The petrol feels like the engine you’d pick if fuel costs aren’t a factor. It feels more than quick enough, is tuneful if not stirring, and pulls consistently and smoothly to the red line. The diesel feels stronger for a brief few moments in the mid-range, as you’d expect, but doesn’t react as keenly and runs out of interest if you try and extend it further – though the gravelly tone lower down isn’t unpleasant. Gearchanges from the two different transmissions are smooth too, though changes in the dual-clutch car are ever so slightly more noticeable than those of the ZF models.
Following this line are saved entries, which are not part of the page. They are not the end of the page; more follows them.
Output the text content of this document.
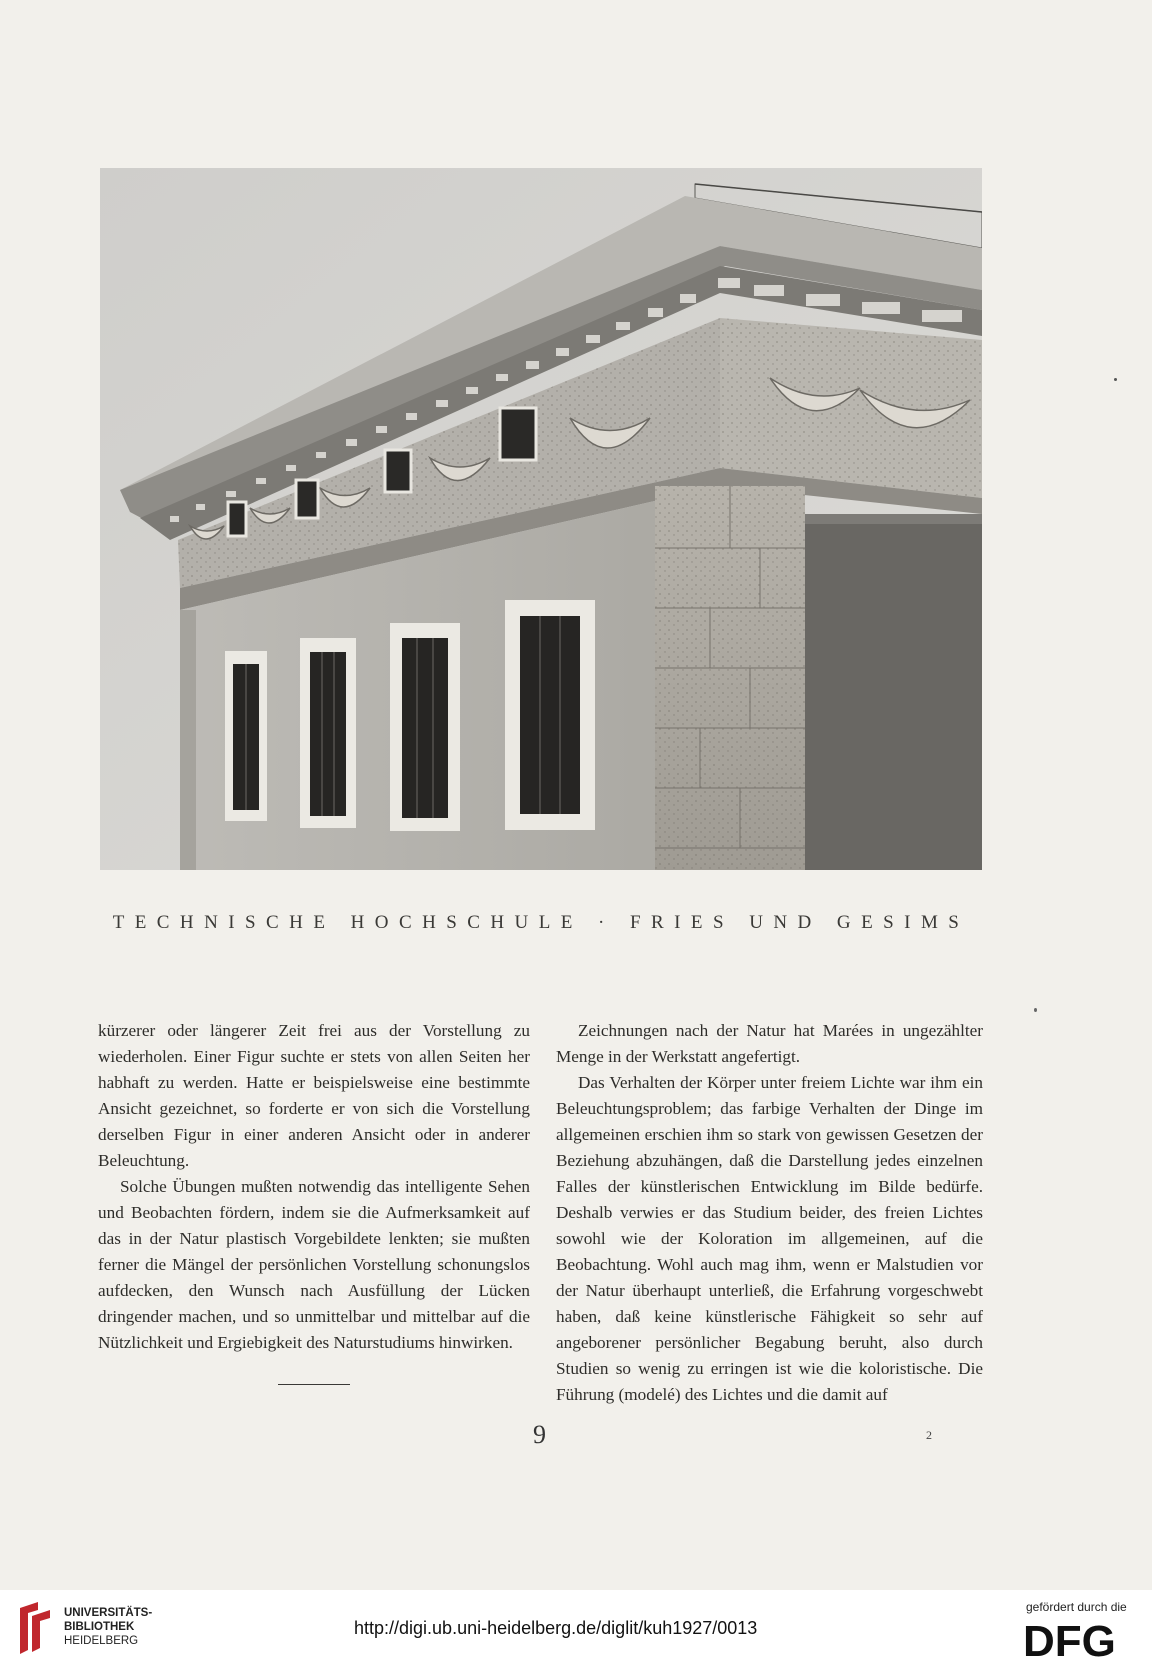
TECHNISCHE HOCHSCHULE · FRIES UND GESIMS

kürzerer oder längerer Zeit frei aus der Vorstellung zu wiederholen. Einer Figur suchte er stets von allen Seiten her habhaft zu werden. Hatte er beispielsweise eine bestimmte Ansicht gezeichnet, so forderte er von sich die Vorstellung derselben Figur in einer anderen Ansicht oder in anderer Beleuchtung.

Solche Übungen mußten notwendig das intelligente Sehen und Beobachten fördern, indem sie die Aufmerksamkeit auf das in der Natur plastisch Vorgebildete lenkten; sie mußten ferner die Mängel der persönlichen Vorstellung schonungslos aufdecken, den Wunsch nach Ausfüllung der Lücken dringender machen, und so unmittelbar und mittelbar auf die Nützlichkeit und Ergiebigkeit des Naturstudiums hinwirken.

Zeichnungen nach der Natur hat Marées in ungezählter Menge in der Werkstatt angefertigt.

Das Verhalten der Körper unter freiem Lichte war ihm ein Beleuchtungsproblem; das farbige Verhalten der Dinge im allgemeinen erschien ihm so stark von gewissen Gesetzen der Beziehung abzuhängen, daß die Darstellung jedes einzelnen Falles der künstlerischen Entwicklung im Bilde bedürfe. Deshalb verwies er das Studium beider, des freien Lichtes sowohl wie der Koloration im allgemeinen, auf die Beobachtung. Wohl auch mag ihm, wenn er Malstudien vor der Natur überhaupt unterließ, die Erfahrung vorgeschwebt haben, daß keine künstlerische Fähigkeit so sehr auf angeborener persönlicher Begabung beruht, also durch Studien so wenig zu erringen ist wie die koloristische. Die Führung (modelé) des Lichtes und die damit auf

9	2
UNIVERSITÄTS-
BIBLIOTHEK
HEIDELBERG
http://digi.ub.uni-heidelberg.de/diglit/kuh1927/0013
gefördert durch die
DFG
In contrast, the S Tronic cars step off the mark with greater urgency than the regular auto, which delivers a pause and then a surge when trying to make a quick getaway out of junctions and at roundabouts.
Price and rivals
UK customers will have the option of either Sport or S Line trim, and the two engine options when the car goes on sale. The petrol Sport will begin at £55,140, while S Line will lift that to £58,040. The diesel-engined Sport begins at £54,940 on the road, and rises to £57,840 for the same engine with S Line trim. S7 and RS7 versions are likely in future.
That pricing puts the A7 Sportback roughly on par with its closest rivals. Taking the petrol for example, Audi marks out the Mercedes-Benz CLS 450 4Matic in AMG Line trim (£57,610) as the nearest competitor to the 55 TFSI S Line, as well as two BMWs – the 640i Gran Turismo (previously 5-series GT) with xDrive coming in at £57,570, and the 640i Gran Coupe in similar trim but rear-wheel drive, at £64,680.
The Mercedes is quickest, the Audi most frugal, the rear-drive BMW the lightest, and each is as likely to be chosen on its badge or styling as any objective measure. The Gran Coupe is by a small margin the drivers’ choice of the group and rides a little more fluently than the Audi too – though no car in this group stands head and shoulders above the others overall.